Outlook 2007: a cautionary tale


By David Gewirtz

Excellent software is hard to create and big software products are even more of a challenge. So it comes as no surprise that Outlook 2007 is having its growing pains. Microsoft is one of the smartest companies we know, with some of the smartest people we've ever met, so we have no doubt that Outlook 2007 will overcome its challenges with future updates.

But what about now? Should you upgrade now?

"We're getting steady reports of degraded performance, not increased performance."

Over the past few months, we've been covering this issue in considerable depth, and we've noticed two disturbing red flags. The first has to do with Outlook 2007's elimination of HTML rendering using the Internet Explorer engine. The result is HTML messages viewed in Outlook may not look as nice as you'd like. We'll be going into further depth on this issue over the next few weeks.

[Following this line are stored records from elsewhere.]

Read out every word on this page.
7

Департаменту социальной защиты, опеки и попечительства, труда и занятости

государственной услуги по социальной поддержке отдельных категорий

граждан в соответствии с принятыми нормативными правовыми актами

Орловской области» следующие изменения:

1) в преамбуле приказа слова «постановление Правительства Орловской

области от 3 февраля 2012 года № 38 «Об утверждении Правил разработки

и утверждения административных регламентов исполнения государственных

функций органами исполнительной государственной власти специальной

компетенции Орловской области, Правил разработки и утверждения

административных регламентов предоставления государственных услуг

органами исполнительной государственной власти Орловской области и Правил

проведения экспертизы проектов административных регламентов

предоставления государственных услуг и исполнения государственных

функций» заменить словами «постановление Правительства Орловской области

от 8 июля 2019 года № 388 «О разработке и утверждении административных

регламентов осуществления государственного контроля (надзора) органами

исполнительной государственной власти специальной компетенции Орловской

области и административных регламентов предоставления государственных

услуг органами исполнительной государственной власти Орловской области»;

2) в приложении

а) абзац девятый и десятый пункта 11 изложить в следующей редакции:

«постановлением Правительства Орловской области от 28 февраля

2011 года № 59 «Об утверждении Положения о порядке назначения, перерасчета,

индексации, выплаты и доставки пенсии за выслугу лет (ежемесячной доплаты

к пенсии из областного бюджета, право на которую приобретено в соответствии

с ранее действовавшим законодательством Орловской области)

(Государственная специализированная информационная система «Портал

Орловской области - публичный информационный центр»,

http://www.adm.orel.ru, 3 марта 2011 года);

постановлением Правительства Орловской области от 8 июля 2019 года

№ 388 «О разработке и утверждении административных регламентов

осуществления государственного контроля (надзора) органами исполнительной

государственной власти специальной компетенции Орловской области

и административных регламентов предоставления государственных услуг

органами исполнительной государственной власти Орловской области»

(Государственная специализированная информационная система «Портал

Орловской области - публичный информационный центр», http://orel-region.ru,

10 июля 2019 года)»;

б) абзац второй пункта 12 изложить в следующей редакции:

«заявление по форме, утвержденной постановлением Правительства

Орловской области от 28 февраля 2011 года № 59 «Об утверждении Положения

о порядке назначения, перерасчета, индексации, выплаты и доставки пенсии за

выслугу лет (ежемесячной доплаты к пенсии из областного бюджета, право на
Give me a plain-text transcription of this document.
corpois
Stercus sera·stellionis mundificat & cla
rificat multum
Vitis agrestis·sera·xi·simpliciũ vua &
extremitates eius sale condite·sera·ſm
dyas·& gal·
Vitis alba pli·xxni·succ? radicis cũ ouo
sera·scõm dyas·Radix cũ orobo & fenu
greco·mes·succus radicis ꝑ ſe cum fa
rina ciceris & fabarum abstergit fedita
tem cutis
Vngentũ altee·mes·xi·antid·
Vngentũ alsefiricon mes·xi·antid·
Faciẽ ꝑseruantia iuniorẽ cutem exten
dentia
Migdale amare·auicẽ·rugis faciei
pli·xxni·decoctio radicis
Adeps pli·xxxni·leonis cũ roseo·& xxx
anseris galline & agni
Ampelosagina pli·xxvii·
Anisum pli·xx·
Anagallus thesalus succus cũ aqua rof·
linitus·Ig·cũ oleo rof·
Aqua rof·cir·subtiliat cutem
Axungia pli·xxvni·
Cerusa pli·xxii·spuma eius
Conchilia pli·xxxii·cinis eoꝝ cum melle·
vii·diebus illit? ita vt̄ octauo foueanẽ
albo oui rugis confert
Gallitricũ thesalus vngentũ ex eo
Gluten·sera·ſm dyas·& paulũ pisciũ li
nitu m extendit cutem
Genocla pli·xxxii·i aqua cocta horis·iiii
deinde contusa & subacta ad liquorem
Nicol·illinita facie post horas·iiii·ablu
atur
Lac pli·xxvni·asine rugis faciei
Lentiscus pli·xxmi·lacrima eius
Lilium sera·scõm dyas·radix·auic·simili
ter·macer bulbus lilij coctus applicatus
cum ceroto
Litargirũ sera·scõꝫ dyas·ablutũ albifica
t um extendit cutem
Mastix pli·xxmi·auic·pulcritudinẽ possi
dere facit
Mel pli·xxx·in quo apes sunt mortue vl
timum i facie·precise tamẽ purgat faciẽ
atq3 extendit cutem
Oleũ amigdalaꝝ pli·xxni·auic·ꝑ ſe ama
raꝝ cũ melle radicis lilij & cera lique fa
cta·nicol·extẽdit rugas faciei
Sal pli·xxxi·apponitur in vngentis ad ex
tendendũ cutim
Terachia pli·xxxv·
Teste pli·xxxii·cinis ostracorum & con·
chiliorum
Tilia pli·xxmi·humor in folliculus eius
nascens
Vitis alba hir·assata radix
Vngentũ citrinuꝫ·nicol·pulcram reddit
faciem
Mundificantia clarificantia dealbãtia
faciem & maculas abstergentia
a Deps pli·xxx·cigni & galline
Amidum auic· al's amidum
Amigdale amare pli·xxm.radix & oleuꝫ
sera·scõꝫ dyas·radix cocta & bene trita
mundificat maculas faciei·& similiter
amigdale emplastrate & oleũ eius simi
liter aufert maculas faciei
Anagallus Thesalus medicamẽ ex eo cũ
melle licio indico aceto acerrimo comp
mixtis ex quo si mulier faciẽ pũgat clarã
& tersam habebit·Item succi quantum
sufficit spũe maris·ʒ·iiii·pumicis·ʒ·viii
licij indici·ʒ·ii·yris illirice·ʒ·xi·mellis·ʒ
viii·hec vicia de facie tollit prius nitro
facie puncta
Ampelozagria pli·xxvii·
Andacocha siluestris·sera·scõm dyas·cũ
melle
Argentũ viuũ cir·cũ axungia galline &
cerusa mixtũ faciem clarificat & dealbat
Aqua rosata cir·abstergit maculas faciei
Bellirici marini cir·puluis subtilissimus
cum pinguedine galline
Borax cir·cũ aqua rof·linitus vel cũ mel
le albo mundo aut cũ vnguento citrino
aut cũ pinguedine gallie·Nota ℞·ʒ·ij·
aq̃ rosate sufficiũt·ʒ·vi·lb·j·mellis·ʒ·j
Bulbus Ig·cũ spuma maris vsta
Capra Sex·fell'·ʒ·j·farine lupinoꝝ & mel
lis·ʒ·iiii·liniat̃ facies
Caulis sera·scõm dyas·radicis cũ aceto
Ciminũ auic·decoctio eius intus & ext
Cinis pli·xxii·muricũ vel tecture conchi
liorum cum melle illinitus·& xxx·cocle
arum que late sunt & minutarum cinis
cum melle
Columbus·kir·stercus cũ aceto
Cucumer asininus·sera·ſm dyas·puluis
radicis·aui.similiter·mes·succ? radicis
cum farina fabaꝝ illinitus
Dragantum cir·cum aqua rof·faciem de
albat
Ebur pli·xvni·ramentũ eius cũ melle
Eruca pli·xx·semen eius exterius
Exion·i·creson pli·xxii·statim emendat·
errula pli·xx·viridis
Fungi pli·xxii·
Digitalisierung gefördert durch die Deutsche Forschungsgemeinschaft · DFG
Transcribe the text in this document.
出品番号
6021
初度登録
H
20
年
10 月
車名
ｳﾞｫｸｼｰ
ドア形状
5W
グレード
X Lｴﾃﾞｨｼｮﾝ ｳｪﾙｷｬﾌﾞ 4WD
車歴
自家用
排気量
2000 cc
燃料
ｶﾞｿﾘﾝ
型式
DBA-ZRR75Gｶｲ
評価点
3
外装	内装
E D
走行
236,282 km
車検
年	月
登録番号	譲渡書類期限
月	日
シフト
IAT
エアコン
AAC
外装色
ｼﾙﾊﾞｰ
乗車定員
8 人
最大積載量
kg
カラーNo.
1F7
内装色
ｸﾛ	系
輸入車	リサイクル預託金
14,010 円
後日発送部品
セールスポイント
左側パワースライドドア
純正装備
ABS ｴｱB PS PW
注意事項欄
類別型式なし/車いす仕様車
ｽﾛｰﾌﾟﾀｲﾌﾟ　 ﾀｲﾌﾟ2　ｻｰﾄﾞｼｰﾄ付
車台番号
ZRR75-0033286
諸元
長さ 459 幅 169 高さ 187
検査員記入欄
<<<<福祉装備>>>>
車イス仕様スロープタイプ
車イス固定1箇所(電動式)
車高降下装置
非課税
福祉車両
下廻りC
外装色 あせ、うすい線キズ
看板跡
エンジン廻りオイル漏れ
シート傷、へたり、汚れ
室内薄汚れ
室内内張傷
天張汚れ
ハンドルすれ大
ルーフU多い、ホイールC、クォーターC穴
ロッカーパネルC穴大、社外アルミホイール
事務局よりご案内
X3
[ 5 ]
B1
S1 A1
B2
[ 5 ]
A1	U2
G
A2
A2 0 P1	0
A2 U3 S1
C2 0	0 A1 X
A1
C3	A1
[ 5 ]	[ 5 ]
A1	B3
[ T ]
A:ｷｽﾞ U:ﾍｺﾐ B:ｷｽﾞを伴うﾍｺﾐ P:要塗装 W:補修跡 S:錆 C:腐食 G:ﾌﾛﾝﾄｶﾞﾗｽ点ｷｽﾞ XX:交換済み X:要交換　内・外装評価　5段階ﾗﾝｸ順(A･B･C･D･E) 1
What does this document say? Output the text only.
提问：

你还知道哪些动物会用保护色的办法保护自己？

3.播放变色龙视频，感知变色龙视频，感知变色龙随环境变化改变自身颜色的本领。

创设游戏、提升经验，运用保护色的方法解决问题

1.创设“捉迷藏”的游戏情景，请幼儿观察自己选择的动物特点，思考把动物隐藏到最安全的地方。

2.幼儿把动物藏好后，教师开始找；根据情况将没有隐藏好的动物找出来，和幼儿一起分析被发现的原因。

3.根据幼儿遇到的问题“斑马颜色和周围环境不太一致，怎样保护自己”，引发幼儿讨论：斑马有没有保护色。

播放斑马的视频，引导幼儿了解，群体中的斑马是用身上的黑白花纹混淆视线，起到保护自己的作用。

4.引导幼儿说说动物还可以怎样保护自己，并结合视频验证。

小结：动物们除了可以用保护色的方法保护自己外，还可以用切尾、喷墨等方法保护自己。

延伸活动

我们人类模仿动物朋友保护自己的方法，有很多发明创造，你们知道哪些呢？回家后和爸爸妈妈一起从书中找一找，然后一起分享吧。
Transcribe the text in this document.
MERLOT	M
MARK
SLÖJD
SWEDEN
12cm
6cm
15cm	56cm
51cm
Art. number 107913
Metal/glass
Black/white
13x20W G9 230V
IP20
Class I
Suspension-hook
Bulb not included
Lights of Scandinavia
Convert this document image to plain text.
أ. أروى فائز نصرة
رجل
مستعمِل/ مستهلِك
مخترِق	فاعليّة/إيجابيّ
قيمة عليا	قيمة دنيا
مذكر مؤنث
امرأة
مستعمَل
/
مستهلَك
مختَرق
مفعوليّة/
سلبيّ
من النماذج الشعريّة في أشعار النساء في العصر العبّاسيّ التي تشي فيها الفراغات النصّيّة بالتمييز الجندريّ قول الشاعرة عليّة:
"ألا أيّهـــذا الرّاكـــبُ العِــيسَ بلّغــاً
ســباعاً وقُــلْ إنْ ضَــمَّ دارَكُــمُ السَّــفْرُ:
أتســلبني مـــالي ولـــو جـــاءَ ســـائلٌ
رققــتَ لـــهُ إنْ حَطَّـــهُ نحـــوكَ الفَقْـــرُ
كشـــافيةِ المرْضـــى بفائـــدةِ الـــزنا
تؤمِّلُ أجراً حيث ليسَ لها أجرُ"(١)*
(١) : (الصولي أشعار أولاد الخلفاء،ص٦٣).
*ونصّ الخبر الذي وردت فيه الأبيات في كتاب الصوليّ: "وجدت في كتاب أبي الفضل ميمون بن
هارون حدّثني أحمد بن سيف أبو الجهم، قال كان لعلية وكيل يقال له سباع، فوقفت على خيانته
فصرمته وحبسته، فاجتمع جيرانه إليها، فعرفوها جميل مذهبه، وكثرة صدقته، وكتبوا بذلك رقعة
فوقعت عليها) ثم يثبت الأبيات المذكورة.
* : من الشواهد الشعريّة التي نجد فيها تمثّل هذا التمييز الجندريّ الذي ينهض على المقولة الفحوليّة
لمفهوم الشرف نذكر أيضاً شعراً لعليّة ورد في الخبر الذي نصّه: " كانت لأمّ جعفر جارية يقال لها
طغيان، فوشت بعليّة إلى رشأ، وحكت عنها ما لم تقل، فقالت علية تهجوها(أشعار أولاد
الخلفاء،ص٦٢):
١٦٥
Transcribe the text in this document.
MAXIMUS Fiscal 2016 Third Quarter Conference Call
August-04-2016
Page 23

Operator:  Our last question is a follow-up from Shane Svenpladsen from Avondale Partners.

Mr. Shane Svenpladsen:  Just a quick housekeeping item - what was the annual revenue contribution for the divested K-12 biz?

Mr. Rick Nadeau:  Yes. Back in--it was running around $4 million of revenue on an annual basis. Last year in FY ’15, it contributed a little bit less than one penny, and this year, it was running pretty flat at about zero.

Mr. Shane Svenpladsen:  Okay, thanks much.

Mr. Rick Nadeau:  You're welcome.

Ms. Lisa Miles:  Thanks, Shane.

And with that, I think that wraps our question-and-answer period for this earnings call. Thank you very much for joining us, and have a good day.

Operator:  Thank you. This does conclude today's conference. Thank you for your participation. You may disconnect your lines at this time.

The other issue is performance. Many of us live in Outlook. My work day consists of between two and ten hours doing nothing but email and it's getting worse. When upgrading to a new version of Outlook, the single most important thing you want to get is better performance, so you can get more done in less time.

Unfortunately, we're getting steady reports of degraded performance, not increased performance. This could be a deal-breaker.

Some performance experiences

Last week, in "Why I like Outlook 2007 and you will too", Contributing Editor Bill Mann reported "a tendency for the little machine to stop dead for several seconds every so often." He admitted the machine in question has a relatively low-performance processor and not a whole lot of RAM, but it's still something to pay attention to.

These reports were confirmed by Mike Sperry. For those of you who don't know Mike, he's the developer behind some of the most well-regarded Outlook add-ins we've seen. He tells us:

I get this as well. It could be just us two, but I suspect that it is the search mechanism in Outlook. Try disabling the search index (or exit out of it altogether for a while). I found that performance was improved and my "aggravation factor" went way down.
Please let me know if this helps you or other users. I'm curious to know if it is something peculiar to our machines.

To be clear, Bill and Mike aren't just run-of-the-mill Outlook users. They're top Outlook experts. In addition to being our Contributing Editor, Bill's the author of "How to Do Everything with Microsoft Office Outlook 2007". And, as I mentioned earlier, Mike's a top developer.